Nouvelles
du Phare

Quand la vie aura dit son dernier mot

« Lorsque le gouvernement canadien a décidé d'en savoir plus sur le cheminement de la famille canadienne, il était normal qu'il fasse appel à Mme Marcil-Gratton. Depuis plus de 20 ans, la démographe s'intéresse à la famille en partant du point de vue des enfants. Elle insiste sur le fait qu'il s'agit d'une histoire à suivre. »

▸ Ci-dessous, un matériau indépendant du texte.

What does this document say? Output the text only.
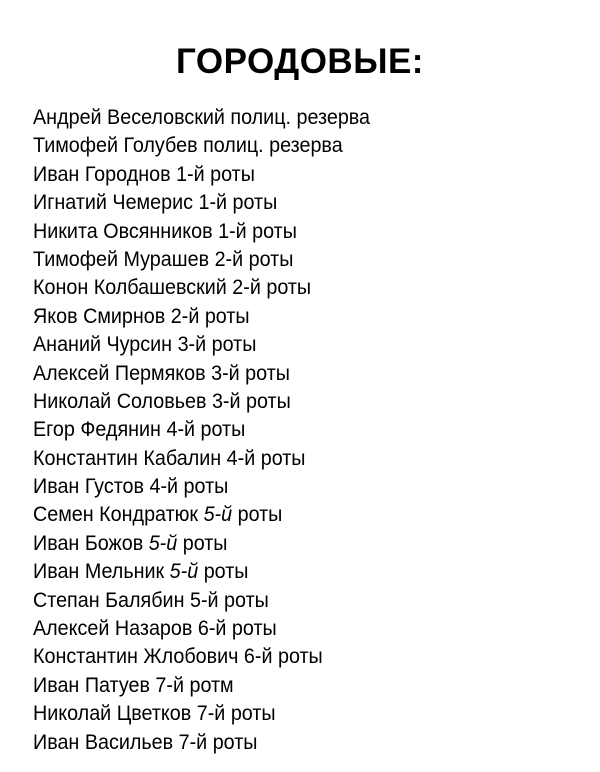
ГОРОДОВЫЕ:
Андрей Веселовский полиц. резерва
Тимофей Голубев полиц. резерва
Иван Городнов 1-й роты
Игнатий Чемерис 1-й роты
Никита Овсянников 1-й роты
Тимофей Мурашев 2-й роты
Конон Колбашевский 2-й роты
Яков Смирнов 2-й роты
Ананий Чурсин 3-й роты
Алексей Пермяков 3-й роты
Николай Соловьев 3-й роты
Егор Федянин 4-й роты
Константин Кабалин 4-й роты
Иван Густов 4-й роты
Семен Кондратюк 5-й роты
Иван Божов 5-й роты
Иван Мельник 5-й роты
Степан Балябин 5-й роты
Алексей Назаров 6-й роты
Константин Жлобович 6-й роты
Иван Патуев 7-й ротм
Николай Цветков 7-й роты
Иван Васильев 7-й роты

Mathieu-Robert Sauvé, collaborateur au journal Forum de l’Université de Montréal, présentait en ces termes l’étude d’envergure nationale que menait Mme Nicole Marcil-Gratton en 1999.  Une histoire à suivre ? On n’aurait pas pu si bien dire. Chercheure en démographie, Mme Marcil-Gratton a mené une fructueuse carrière à l’Université de Montréal. S’intéressant particulièrement à la famille, aux trajectoires familiales et à la conciliation travail-famille, elle focalisait ses travaux sur la perspective des enfants, dont la vie « n’est plus un long fleuve tranquille », constatait-t-elle dans le même journal en 2004.

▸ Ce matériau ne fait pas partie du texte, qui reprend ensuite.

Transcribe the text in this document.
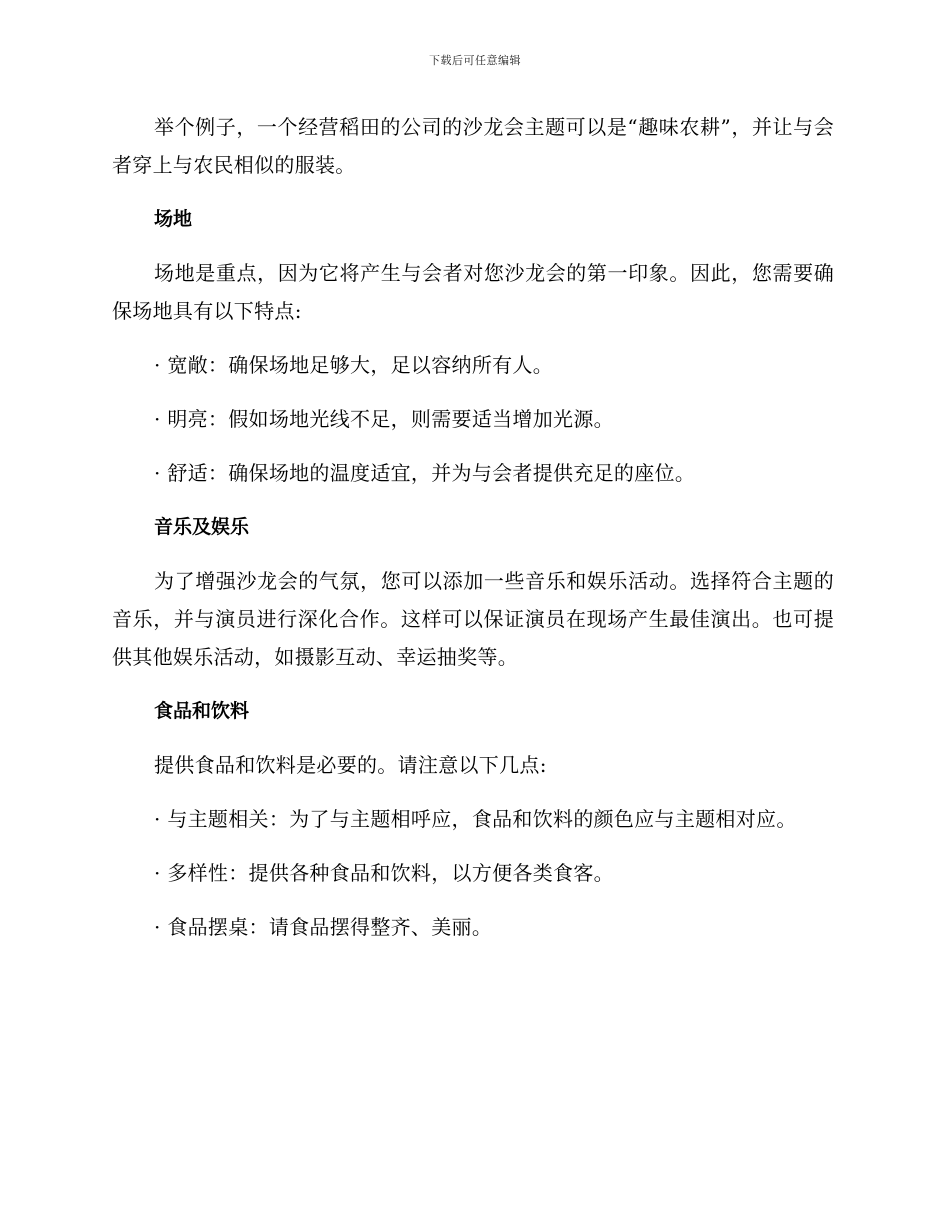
下载后可任意编辑

举个例子，一个经营稻田的公司的沙龙会主题可以是“趣味农耕”，并让与会者穿上与农民相似的服装。

场地

场地是重点，因为它将产生与会者对您沙龙会的第一印象。因此，您需要确保场地具有以下特点:

· 宽敞：确保场地足够大，足以容纳所有人。

· 明亮：假如场地光线不足，则需要适当增加光源。

· 舒适：确保场地的温度适宜，并为与会者提供充足的座位。

音乐及娱乐

为了增强沙龙会的气氛，您可以添加一些音乐和娱乐活动。选择符合主题的音乐，并与演员进行深化合作。这样可以保证演员在现场产生最佳演出。也可提供其他娱乐活动，如摄影互动、幸运抽奖等。

食品和饮料

提供食品和饮料是必要的。请注意以下几点:

· 与主题相关：为了与主题相呼应，食品和饮料的颜色应与主题相对应。

· 多样性：提供各种食品和饮料，以方便各类食客。

· 食品摆桌：请食品摆得整齐、美丽。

Cette attention à la cause des enfants allait transparaitre dans un autre projet de Mme Marcil-Gratton, projet qui deviendrait l’œuvre de son cœur. Faisant équipe avec Mme Michèle Viau-Chagnon, elle s’est engagée de plain-pied dans une démarche qui changerait les choses pour des milliers de personnes : la consolidation de l’organisme Le Phare Enfants et Familles et l’ouverture, dans le quartier Angus, de sa Maison André-Gratton, où pour la première fois au Québec, des enfants souffrant de maladies graves à issue fatale pourraient recevoir des soins palliatifs pédiatriques personnalisés, bénéficier de séjours de répit et des soins de fin de vie dans l’environnement chaleureux d’une maison.

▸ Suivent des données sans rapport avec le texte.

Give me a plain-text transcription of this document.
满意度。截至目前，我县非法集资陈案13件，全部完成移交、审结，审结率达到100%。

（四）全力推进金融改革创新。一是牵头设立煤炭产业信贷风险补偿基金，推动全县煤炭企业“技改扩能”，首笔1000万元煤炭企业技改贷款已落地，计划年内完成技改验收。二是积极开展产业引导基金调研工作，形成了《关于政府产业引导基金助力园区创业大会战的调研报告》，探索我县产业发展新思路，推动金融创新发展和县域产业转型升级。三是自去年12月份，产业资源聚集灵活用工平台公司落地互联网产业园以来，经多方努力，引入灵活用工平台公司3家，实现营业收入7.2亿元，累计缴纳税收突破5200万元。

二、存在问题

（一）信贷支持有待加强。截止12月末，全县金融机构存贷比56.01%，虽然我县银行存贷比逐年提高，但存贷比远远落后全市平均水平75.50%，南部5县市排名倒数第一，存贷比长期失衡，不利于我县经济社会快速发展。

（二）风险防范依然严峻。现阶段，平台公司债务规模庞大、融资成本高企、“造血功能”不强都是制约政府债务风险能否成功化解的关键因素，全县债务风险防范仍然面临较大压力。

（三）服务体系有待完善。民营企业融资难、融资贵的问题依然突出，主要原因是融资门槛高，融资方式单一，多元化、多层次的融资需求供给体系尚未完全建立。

Répondant à un besoin criant dans la communauté, la Maison André-Gratton a vite rencontré les deux conditions de succès que Mme Marcil-Gratton a elle-même posées lors de son inauguration le 10 septembre 2007 : « les parents ont confiance de nous laisser leurs enfants, et les enfants ont le goût de revenir séjourner chez nous ».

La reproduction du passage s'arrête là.